Leserbrief: 70 Jahre FPÖ – ein Warnsignal für die Demokratie

Der Auftritt von Viktor Orbán, Alice Weidel und Geert Wilders bei der 70-Jahr-Feier der FPÖ in der Wiener Hofburg war weit mehr als ein Jubiläumsfest. Er war ein politisches Signal. Die FPÖ sucht die Nähe zu Parteien und Politikern, die europaweit wegen ihrer Angriffe auf Medienfreiheit, Rechtsstaatlichkeit und demokratische Kontrollmechanismen in der Kritik stehen. Besonders Ungarn zeigt, wohin eine solche Entwicklung führen kann. Unter Viktor Orbán wurden unabhängige Medien geschwächt, die Justiz politisch unter Druck gesetzt und kritische Stimmen an den Rand gedrängt. Dass die FPÖ diesen Mann als politischen Verbündeten feiert, sollte jeden Demokraten alarmieren. Auch Österreich hat bereits erlebt, wohin Machtmissbrauch führen kann.
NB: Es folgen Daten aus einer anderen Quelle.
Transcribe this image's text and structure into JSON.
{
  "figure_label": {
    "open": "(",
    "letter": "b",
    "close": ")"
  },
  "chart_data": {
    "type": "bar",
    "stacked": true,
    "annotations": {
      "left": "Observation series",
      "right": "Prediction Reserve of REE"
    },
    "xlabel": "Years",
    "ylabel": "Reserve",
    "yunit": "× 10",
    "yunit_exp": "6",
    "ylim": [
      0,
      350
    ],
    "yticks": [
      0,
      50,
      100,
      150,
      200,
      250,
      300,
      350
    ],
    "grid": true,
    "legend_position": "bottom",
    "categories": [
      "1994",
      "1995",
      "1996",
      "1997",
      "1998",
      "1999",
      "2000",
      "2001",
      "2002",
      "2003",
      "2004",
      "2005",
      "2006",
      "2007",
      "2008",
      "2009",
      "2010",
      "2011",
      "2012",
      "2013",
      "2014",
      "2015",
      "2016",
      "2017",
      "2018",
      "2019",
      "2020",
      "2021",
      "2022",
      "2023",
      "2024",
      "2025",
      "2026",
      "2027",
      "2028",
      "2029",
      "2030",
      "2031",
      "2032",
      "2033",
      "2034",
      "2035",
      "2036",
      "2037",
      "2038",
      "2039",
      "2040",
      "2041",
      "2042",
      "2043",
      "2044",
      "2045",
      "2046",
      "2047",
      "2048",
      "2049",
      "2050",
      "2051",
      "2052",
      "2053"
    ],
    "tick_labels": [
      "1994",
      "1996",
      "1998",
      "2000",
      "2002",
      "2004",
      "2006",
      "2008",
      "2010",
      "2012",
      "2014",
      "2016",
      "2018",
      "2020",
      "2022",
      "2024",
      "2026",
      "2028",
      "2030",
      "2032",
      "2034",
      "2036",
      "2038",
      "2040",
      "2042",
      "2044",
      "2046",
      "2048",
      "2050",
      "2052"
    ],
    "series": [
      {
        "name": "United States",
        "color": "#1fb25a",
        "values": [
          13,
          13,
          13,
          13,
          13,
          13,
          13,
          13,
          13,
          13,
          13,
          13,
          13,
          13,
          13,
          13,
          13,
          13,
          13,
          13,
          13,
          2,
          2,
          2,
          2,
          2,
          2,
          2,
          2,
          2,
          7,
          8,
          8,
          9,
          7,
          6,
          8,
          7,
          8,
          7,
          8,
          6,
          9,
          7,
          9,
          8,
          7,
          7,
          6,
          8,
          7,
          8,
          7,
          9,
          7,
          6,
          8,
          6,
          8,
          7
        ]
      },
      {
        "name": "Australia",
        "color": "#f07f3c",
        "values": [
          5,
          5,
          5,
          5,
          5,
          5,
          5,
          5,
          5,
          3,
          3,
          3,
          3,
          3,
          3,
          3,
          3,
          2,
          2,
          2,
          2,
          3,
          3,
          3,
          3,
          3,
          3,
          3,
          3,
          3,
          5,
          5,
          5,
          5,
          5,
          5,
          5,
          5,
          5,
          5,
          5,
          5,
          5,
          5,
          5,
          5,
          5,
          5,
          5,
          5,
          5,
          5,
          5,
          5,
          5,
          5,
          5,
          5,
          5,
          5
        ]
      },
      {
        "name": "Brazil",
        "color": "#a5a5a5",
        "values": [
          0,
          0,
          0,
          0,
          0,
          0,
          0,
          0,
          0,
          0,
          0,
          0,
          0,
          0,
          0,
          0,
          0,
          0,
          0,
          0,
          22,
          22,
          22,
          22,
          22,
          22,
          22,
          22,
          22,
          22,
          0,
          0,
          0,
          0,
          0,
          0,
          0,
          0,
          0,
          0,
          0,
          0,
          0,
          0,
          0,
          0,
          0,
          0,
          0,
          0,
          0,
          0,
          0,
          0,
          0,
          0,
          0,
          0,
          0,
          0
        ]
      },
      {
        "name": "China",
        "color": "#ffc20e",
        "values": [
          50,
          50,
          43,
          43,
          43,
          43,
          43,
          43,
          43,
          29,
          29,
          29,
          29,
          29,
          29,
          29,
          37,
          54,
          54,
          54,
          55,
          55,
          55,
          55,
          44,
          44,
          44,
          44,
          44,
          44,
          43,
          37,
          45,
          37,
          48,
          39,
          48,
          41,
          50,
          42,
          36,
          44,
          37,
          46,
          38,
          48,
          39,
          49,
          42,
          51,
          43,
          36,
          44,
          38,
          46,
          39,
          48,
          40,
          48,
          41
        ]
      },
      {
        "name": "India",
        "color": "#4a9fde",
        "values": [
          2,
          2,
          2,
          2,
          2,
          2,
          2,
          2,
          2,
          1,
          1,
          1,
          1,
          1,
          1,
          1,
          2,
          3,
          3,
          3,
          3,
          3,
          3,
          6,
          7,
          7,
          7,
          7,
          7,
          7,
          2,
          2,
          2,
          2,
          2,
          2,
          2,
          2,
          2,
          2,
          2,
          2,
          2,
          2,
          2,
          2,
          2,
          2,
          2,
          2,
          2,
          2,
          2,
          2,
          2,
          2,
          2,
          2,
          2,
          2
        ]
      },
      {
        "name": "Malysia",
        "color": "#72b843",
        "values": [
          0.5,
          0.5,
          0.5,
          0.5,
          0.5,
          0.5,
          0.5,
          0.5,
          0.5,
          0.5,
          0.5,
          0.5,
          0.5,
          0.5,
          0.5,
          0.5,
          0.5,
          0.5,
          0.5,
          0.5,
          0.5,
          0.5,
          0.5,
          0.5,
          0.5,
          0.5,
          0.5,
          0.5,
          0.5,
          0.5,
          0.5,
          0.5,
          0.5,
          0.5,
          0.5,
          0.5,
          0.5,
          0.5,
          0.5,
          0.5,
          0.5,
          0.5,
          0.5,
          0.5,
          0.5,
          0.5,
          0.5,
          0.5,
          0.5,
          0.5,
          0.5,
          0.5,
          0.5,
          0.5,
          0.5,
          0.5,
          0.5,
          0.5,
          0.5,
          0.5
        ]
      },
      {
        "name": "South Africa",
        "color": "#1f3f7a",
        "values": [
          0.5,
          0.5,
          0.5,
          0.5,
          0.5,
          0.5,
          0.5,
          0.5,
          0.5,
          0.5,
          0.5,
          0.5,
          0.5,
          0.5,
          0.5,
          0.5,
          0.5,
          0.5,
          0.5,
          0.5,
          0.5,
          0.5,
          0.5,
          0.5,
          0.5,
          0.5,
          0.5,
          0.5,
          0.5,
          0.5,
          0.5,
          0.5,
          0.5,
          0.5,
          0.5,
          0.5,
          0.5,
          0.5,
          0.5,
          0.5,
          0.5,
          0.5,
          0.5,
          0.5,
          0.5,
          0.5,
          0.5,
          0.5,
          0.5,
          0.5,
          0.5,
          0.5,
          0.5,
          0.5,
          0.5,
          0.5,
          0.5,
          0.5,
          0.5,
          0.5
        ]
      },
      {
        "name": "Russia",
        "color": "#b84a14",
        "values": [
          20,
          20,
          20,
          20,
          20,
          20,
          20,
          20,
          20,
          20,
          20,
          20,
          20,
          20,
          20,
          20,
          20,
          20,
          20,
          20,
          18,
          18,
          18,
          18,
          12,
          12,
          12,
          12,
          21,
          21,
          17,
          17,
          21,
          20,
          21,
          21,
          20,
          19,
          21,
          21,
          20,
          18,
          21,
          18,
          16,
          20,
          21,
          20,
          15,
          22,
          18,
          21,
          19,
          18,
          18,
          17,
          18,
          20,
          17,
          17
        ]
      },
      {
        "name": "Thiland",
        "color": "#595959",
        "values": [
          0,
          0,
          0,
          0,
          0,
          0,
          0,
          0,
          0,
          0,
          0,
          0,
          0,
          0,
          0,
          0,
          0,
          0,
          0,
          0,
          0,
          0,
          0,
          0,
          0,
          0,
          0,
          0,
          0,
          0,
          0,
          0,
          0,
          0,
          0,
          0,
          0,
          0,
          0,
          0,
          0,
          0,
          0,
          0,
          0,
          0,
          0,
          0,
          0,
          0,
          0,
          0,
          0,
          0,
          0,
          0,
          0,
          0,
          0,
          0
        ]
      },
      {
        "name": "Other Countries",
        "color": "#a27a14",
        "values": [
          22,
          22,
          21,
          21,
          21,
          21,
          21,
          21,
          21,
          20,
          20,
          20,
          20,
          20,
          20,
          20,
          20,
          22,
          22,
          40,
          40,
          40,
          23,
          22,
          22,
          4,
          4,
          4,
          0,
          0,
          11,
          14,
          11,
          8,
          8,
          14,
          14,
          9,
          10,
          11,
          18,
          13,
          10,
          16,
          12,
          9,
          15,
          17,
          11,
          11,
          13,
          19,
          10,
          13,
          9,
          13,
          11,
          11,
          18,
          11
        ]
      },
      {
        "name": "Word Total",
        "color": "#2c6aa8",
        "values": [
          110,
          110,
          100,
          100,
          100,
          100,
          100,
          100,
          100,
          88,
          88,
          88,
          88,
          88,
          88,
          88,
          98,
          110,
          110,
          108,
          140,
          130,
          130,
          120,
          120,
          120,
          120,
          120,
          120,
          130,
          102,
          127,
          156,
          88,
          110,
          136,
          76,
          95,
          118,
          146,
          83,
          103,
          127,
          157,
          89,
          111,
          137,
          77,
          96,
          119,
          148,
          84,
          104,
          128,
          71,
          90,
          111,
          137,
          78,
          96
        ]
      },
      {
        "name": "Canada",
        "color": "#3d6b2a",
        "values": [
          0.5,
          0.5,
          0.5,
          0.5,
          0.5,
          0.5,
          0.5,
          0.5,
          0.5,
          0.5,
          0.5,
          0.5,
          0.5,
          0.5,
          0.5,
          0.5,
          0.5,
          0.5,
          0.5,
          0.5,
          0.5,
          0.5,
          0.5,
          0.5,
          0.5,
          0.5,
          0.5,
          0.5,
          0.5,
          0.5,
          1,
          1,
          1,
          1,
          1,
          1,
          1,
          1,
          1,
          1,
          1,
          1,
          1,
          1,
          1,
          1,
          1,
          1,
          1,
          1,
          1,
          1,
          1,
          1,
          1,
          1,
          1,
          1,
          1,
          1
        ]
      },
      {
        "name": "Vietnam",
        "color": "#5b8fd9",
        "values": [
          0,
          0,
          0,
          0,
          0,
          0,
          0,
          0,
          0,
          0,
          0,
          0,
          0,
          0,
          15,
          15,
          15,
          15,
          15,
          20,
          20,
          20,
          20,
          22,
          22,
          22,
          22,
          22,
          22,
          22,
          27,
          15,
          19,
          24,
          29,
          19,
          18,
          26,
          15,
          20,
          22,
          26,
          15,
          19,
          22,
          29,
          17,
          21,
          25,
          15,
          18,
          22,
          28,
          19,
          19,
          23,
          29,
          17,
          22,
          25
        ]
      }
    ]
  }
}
Die Ibiza-Affäre offenbarte den erschreckend lockeren Umgang führender FPÖ-Politiker mit der Idee, Medien zu beeinflussen und staatliche Aufträge politisch zu nutzen. Wer daraus keinen Warnruf hört, will ihn nicht hören. Gerade deshalb bereitet mir die Vorstellung eines FPÖ-Bundeskanzlers große Sorgen. Demokratie stirbt nicht über Nacht. Sie wird Schritt für Schritt ausgehöhlt – durch die Schwächung unabhängiger Institutionen, die Verächtlichmachung kritischer Medien und die Einteilung der Gesellschaft in “das Volk” und seine angeblichen Gegner.